Nicky Paull, the new president of the British Veterinary Association, also has an interesting perspective on this. She has a large practice in Cornwall, where the controversial issue at the moment is badger-culling to stop the spread of bovine TB. It has divided the countryside, with farmers and vets pitted against animal-lovers (she is all for culling, but Defra has ruled it out for the moment). Hers is, in other words, a physically demanding farming practice.
‘I encountered sexism when I started here in 1979,’ she says. ‘When I appeared on farms, I would be met with a look of horror. It was like they were seeing a female vicar for the first time. It’s worst with cows because I’m quite slight and short as well – 5ft 2in – so I need to stand on something. I sometimes wish I could get my arm in farther, but you develop techniques to compensate for the lack of brute force.’
She reckons there is no farm work that she cannot do as well as a man, however, and some pastoral work she might do better. ‘Being a vet can sometimes be like being a counsellor,’ she says. ‘During foot and mouth, farmers were very isolated – not being allowed visitors on the farm – so when the vet visited they wanted to talk. I remember there was one farmer who I was quite worried about. He was so depressed. I just sat in his kitchen and we talked and talked until his mood lifted and I felt it was safe to leave him on his own.’
The original set of the interior of the surgery used in All Creatures Great and Small is now located at the Richmondshire Museum, in Richmond, about a 12-mile drive from Watkinson’s practice. He considers this a short run compared to some of his journeys, a 40-minute drive not being unusual. ‘And they are slow miles,’ he says. ‘Not fast miles on a motorway.’ …The rising fuel costs are a problem for him, not least because he does not begin his clock until he gets onto the farm.
He has come to inspect a small flock of Wensleydale sheep. Many farmers don’t consider it viable to call out a vet for a sheep, because the visit costs more than the sheep is worth. The owner of these sheep, though, believes it is her ethical duty to pay for treatment – she even believes in ethical castration with painkillers, which is not something more traditional farmers go in for. Foot rot is the problem today.
As he works in a pen in the corner of the field, Watkinson gives me an anatomy lesson, showing me an ulcer in the joint of the foot. ‘Farmers call it scald. You can’t pare that away. It’s jiggered. I’m going to have to amputate it.’ As he is holding the ewe on her back, he asks me to fetch him a bucket of water. He freezes the claw, then uses cheese wire attached to two metal rods to saw it off, another improvised device. It was given to him by his father when he qualified. Folk memory again.
‘Actually, these cutters go back to Bingham’s day,’ he says. Bingham was a local legend, the vet in this area before Jack Watkinson.
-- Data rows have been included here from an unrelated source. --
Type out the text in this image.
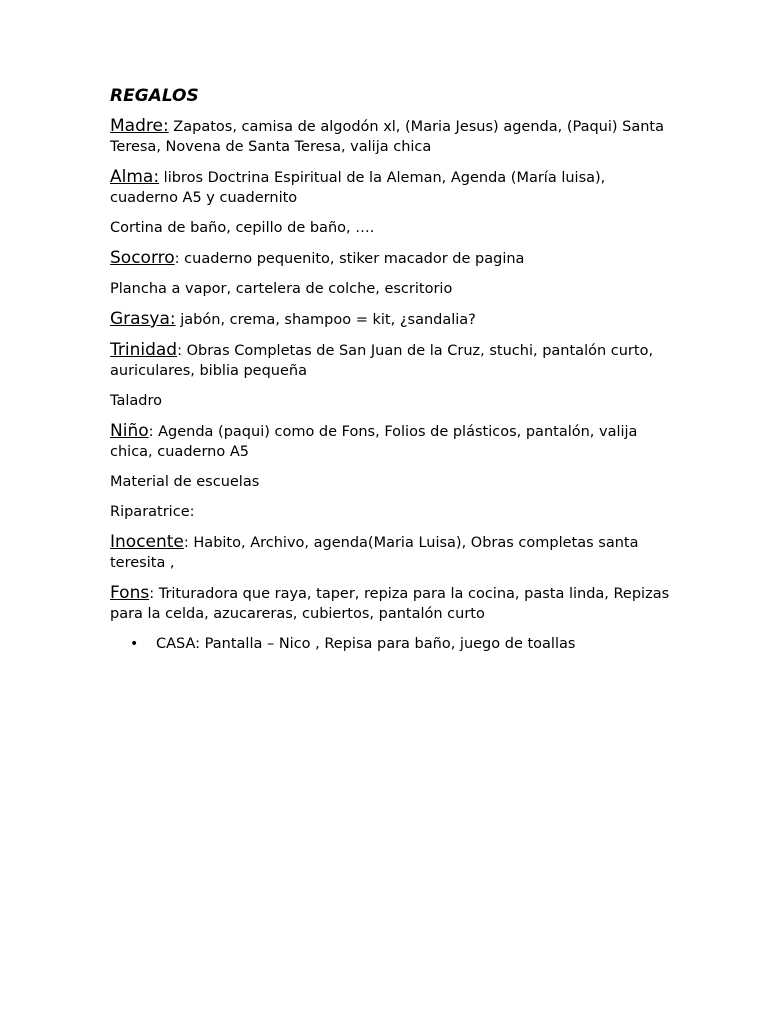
REGALOS

Madre: Zapatos, camisa de algodón xl, (Maria Jesus) agenda, (Paqui) Santa Teresa, Novena de Santa Teresa, valija chica

Alma: libros Doctrina Espiritual de la Aleman, Agenda (María luisa), cuaderno A5 y cuadernito

Cortina de baño, cepillo de baño, ….

Socorro: cuaderno pequenito, stiker macador de pagina

Plancha a vapor, cartelera de colche, escritorio

Grasya: jabón, crema, shampoo = kit, ¿sandalia?

Trinidad: Obras Completas de San Juan de la Cruz, stuchi, pantalón curto, auriculares, biblia pequeña

Taladro

Niño: Agenda (paqui) como de Fons, Folios de plásticos, pantalón, valija chica, cuaderno A5

Material de escuelas

Riparatrice:

Inocente: Habito, Archivo, agenda(Maria Luisa), Obras completas santa teresita ,

Fons: Trituradora que raya, taper, repiza para la cocina, pasta linda, Repizas para la celda, azucareras, cubiertos, pantalón curto

• CASA: Pantalla – Nico , Repisa para baño, juego de toallas
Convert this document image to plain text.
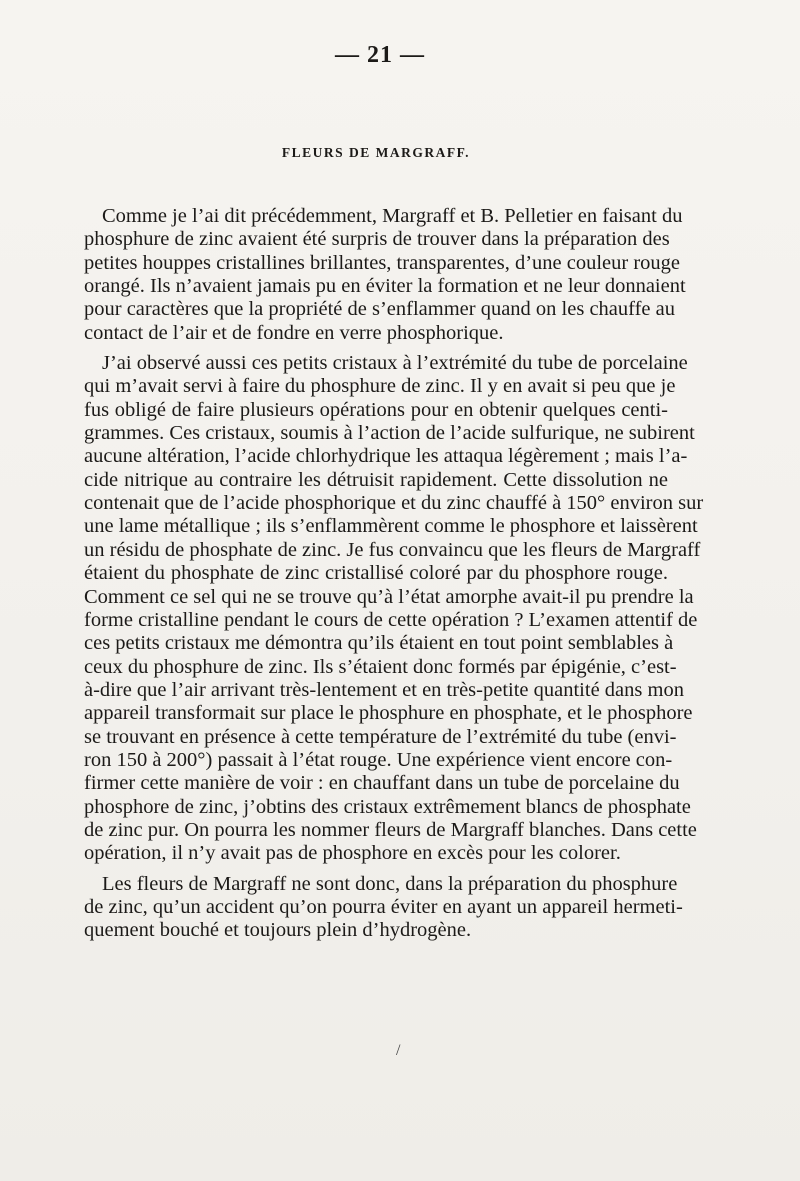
— 21 —
FLEURS DE MARGRAFF.
Comme je l’ai dit précédemment, Margraff et B. Pelletier en faisant du
phosphure de zinc avaient été surpris de trouver dans la préparation des
petites houppes cristallines brillantes, transparentes, d’une couleur rouge
orangé. Ils n’avaient jamais pu en éviter la formation et ne leur donnaient
pour caractères que la propriété de s’enflammer quand on les chauffe au
contact de l’air et de fondre en verre phosphorique.
J’ai observé aussi ces petits cristaux à l’extrémité du tube de porcelaine
qui m’avait servi à faire du phosphure de zinc. Il y en avait si peu que je
fus obligé de faire plusieurs opérations pour en obtenir quelques centi-
grammes. Ces cristaux, soumis à l’action de l’acide sulfurique, ne subirent
aucune altération, l’acide chlorhydrique les attaqua légèrement ; mais l’a-
cide nitrique au contraire les détruisit rapidement. Cette dissolution ne
contenait que de l’acide phosphorique et du zinc chauffé à 150° environ sur
une lame métallique ; ils s’enflammèrent comme le phosphore et laissèrent
un résidu de phosphate de zinc. Je fus convaincu que les fleurs de Margraff
étaient du phosphate de zinc cristallisé coloré par du phosphore rouge.
Comment ce sel qui ne se trouve qu’à l’état amorphe avait-il pu prendre la
forme cristalline pendant le cours de cette opération ? L’examen attentif de
ces petits cristaux me démontra qu’ils étaient en tout point semblables à
ceux du phosphure de zinc. Ils s’étaient donc formés par épigénie, c’est-
à-dire que l’air arrivant très-lentement et en très-petite quantité dans mon
appareil transformait sur place le phosphure en phosphate, et le phosphore
se trouvant en présence à cette température de l’extrémité du tube (envi-
ron 150 à 200°) passait à l’état rouge. Une expérience vient encore con-
firmer cette manière de voir : en chauffant dans un tube de porcelaine du
phosphore de zinc, j’obtins des cristaux extrêmement blancs de phosphate
de zinc pur. On pourra les nommer fleurs de Margraff blanches. Dans cette
opération, il n’y avait pas de phosphore en excès pour les colorer.
Les fleurs de Margraff ne sont donc, dans la préparation du phosphure
de zinc, qu’un accident qu’on pourra éviter en ayant un appareil hermeti-
quement bouché et toujours plein d’hydrogène.
/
He had fought in the First World War, been a Mountie and used to work with Alf …Wight; indeed he features in the Herriot books and was such a hard drinker that customers would come to the pub rather than the surgery to find him. My father recalls seeing a swaying Bingham having to steady himself against the car when he turned up at the farm one day on a call.
‘He was quite a character,’ …Watkinson says. ‘There was another vet round here, MacDonald, who would never itemise a bill, just write, “For services rendered.” Everyone would pay up because they trusted him.’
On the subject of folk memory, I remind Watkinson of the time he came to visit a sick cow on our farm, one that he suspected had eaten some electric fence wire and got it tangled in its gut. He opened up the cow but couldn’t find the wire and, days later, the cow made a full recovery. He said at the time he must have let the evil spirits out.
‘What I meant was that I’d made the wrong diagnosis,’ he says now, with a grin. ‘Luckily for us, nature has a way of curing itself sometimes.’